Julius Nyerere International Airport (JNIA) is the largest and the busiest International Airport in Tanzania, located in Dar es Salaam, the largest city in Tanzania. The airport is one of the 58 functional government owned airports and airstrips developed, operated and managed by the Tanzania Airports Authority (TAA). JNIA stretches about 12 kilometers (7.5 miles) southwest of the city. It was formally known as Dar es Salaam International Airport (DIA) before it was renamed in 2006 in honor of Julius Kambarage Nyerere, the first President of the United Republic of Tanzania who died in 1999. The airport serves flights to and from different destinations in Africa, Europe and the Middle East. Currently there are three terminals, terminal I which is specific for chartered flights and small aircrafts; terminal II for local flights; and terminal three for international flights. Terminal III has the capacity of handling up to 6,000,000 passengers annually.
From humble beginnings: Sea-Port and Mkeje Aerodrome
Available scripts and tales of inhabitants of the area show that the first airport of the city of Dar es Salaam developed during colonial period was a "sea port" which formed part of the sea between the Ferry and the beach next to St. Joseph’s Cathedral. The passenger Terminal was near the current Ardhi House. The airport was later moved to Kilwa Road near the current National Stadium and changed its name to Mkeje Aerodrome. It was situated between the current Headquarters of the National Housing Corporation and the International Trade Fair Grounds, popularly known as Saba-Saba grounds. The Mgulani Military Base was also part of airport area.

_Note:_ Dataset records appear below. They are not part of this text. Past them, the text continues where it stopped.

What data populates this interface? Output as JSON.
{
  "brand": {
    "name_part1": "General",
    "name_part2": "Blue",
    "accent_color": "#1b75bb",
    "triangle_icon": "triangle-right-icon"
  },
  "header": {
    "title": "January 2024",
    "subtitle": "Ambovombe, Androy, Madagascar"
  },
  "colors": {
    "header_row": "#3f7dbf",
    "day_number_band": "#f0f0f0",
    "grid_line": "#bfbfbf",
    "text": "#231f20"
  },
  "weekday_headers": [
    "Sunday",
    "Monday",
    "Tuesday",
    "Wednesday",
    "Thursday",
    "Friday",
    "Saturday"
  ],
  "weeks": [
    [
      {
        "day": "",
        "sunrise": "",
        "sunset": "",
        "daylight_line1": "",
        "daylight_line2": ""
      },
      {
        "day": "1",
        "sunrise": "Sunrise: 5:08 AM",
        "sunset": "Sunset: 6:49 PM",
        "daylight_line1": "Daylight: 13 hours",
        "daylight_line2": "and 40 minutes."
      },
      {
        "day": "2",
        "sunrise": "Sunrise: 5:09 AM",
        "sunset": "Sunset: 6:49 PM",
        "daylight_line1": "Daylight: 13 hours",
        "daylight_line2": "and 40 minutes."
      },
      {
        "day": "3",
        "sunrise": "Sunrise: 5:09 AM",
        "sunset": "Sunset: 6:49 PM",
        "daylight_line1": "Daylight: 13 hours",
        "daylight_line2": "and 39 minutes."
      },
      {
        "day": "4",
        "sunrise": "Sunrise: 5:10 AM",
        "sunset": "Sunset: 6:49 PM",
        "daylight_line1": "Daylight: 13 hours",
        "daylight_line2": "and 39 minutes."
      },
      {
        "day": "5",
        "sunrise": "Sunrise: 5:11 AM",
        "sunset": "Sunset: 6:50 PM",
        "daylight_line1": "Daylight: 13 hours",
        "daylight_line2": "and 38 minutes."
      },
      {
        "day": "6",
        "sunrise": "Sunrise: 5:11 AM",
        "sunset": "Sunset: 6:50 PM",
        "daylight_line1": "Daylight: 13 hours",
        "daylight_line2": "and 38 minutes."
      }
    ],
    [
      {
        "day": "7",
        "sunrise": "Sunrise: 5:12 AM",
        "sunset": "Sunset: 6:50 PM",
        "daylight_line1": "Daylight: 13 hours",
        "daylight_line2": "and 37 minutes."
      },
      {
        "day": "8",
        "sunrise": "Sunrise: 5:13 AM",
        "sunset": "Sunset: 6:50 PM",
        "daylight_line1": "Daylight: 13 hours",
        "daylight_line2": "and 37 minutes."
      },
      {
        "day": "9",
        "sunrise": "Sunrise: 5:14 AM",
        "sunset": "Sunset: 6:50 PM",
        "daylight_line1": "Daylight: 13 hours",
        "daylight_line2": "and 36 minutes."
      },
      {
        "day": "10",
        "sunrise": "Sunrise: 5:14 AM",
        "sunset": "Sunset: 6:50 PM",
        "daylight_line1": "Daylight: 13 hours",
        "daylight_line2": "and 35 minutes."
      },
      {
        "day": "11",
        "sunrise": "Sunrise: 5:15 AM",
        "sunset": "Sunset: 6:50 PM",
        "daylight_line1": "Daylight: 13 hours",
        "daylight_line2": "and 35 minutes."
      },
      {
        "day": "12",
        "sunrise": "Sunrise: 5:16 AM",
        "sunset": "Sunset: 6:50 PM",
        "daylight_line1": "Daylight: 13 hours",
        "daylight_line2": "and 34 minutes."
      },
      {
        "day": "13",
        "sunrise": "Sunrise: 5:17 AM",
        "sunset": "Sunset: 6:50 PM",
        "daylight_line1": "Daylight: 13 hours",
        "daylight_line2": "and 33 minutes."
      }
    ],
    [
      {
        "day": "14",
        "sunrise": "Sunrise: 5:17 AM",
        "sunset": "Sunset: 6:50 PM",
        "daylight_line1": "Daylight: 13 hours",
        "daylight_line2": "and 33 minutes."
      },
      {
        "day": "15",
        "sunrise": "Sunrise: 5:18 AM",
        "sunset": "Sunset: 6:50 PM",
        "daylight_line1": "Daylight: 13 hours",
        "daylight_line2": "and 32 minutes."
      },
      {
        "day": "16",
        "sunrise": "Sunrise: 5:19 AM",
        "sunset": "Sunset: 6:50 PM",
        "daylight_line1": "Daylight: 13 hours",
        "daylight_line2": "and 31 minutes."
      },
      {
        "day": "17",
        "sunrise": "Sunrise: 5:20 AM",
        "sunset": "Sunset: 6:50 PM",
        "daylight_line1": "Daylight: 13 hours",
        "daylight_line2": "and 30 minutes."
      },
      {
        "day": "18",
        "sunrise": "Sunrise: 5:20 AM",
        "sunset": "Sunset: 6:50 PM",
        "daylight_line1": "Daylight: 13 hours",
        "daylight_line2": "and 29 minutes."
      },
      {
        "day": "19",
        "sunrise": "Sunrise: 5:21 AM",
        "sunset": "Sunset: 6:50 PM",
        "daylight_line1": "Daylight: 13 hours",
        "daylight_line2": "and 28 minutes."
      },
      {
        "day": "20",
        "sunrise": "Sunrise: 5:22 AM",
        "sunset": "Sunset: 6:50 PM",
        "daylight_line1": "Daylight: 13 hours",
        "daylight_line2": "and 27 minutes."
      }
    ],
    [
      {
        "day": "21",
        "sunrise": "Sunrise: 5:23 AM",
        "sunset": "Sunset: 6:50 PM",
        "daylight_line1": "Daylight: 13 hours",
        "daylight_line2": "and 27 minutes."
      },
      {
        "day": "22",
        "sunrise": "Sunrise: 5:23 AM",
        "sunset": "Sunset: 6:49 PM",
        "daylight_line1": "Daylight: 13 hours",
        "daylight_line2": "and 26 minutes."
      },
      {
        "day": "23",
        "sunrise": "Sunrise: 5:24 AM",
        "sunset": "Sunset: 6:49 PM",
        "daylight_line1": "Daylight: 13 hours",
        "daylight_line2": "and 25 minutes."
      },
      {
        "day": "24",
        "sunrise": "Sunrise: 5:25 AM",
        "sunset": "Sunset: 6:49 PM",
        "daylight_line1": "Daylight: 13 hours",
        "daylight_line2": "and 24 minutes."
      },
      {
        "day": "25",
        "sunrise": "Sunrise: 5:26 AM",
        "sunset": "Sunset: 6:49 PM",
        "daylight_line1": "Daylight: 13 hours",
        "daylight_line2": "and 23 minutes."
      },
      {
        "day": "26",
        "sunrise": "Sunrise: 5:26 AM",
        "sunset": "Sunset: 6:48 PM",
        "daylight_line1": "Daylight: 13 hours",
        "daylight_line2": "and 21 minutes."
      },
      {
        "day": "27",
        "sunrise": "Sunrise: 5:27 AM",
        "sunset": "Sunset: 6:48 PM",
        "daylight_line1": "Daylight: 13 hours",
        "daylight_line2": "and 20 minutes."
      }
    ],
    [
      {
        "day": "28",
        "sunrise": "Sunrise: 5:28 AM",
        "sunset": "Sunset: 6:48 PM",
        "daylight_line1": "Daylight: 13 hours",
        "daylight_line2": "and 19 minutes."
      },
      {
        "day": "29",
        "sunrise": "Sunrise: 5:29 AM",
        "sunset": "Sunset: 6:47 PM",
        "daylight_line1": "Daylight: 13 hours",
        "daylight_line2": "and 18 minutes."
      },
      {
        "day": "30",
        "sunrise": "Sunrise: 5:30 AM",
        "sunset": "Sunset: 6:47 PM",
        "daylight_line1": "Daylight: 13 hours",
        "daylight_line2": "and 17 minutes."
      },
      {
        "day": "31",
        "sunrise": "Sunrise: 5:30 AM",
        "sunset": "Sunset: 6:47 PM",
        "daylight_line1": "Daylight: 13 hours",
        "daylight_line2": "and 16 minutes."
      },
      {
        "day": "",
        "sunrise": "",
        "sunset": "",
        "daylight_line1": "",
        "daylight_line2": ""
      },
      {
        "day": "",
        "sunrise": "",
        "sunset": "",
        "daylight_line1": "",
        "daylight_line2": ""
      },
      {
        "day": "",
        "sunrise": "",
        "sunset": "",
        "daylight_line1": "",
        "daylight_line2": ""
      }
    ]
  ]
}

As the aviation industry in East Africa expanded, the Dar-es-salaam aerodrome was found to be insufficient. However, expansion of the aerodrome was hindered by unfavourable geographical features including high altitude in the immediate vicinity, dense coconut vegetation and swampy land. In addition, a considerable number of local people had already settled around the airport area. It was therefore decided to shift the airport to a new location. Ukonga area was chosen as the new location for the aerodrome. Site clearing and construction commenced in 1951 and by October 1954 the airport was officially opened to business. The airport was renamed Dar es Salaam International Airport (DIA). This part of the airport is what is today known as Terminal I and it caters for chartered flights.
The aerodrome was later expanded in the early 80s with additional infrastructure and facilities installed including a control tower, radar, meteorological services, runways, taxiways and air navigational aids, which increased its capacity to 1,500,000 passengers and 30,000 tons of cargo annually. In October 1984 a second and larger terminal was officially launched by the First President of Tanzania, the late Mwalimu Julius Kambarage Nyerere. In October 2005, "Dar es Salaam International Airport" was renamed "Mwalimu Julius Kambarage Nyerere International Airport" and on 1 November 2006, it was changed to "Julius Nyerere International Airport.” This part of the airport is solely for domestic flights.
In April 2013, the Tanzania Airports Authority signed a TSH 275 billion contract with BAM International of the Netherlands for the construction of the first phase of Terminal III, with a capacity of 3.5 million passengers per year. Two years later, in November 2015, the second phase was also awarded to BAM, at a contract price of US$110 million, to add the capacity to an additional 2.5 million passengers per year. This part of the airport is dedicated to international flights and has the capacity to handle 11 Boeing 777’s at a time, more than 15 Boeing 737’s or Airbus 320.
Terminal III officially opened by Hon. Dr. John P. Magufuli during the inauguration ceremony held on 1st August 2020.
Current Status and Future Outlook
Given its favorable geographical location, with links to all other modes of transportation - sea, rail and road, the future outlook for JNIA of being the center of business for the region is ideal.